Если бы наблюдающий это аналитик восклицал в разоблачительном запале «это не то!», психоанализ на уровне своей инициативы никогда бы не состоялся, поскольку само предъявление такой критики совершенно бесстыдно – в этом жесте философствующий субъект навязчивости демонстрирует виновность, а не чувство вкуса, поскольку сам этот жест избыточен в своей раздражённости и сообщает о том, что у одержимого навязчивостью вот-вот «распустится узел». От аналитика требуется гораздо больше, чем разоблачение: указать чем «это» является, учитывая, что прямое указание невозможно, - что как раз задействует инстанцию стыда, а не вины.

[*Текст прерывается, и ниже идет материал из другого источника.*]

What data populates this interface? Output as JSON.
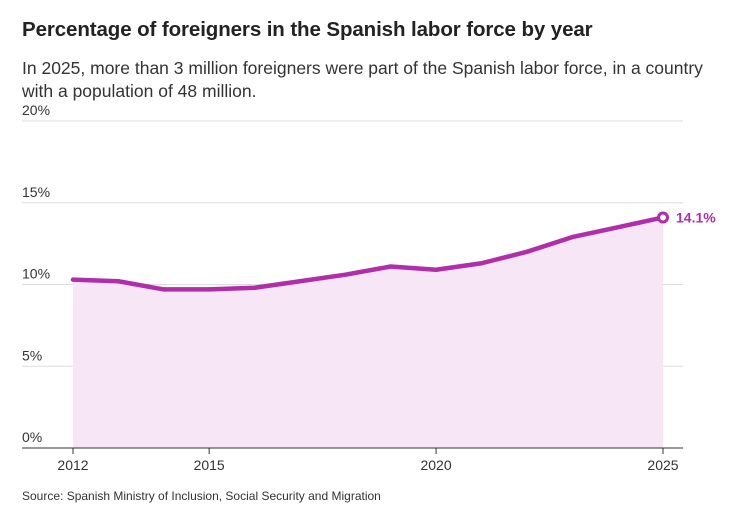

Видимо, размытие фаллической функции представляет собой постоянно обновляющиеся условия субъективации, которые необходимо учитывать, а не «делать вид», что перед нами уже свершившееся событие или нечто не имеющее значения – это значение и является тем, что требует аналитического толкования и поддерживает актуальность психоанализа. Это размытие ответственно за то, что всё большую загадочность приобретают вещи, ранее вопросов не вызывавшие – брак, деторождение, достоинство пола, власть и даже религия, поскольку субъект всё ещё сохраняет чувство, что всё это ему заповедано от рождения, однако даже при поверхностном знакомстве с этими и другими окружающими его вещами обнаруживает их в лучшем случае неясными, а гораздо чаще – чужеродными, словно во всём этом ему «нет места», словно он внезапно оказывается изгнан из тех символических координат, которые изначально служили для обеспечения его тем, на что он смеет надеяться.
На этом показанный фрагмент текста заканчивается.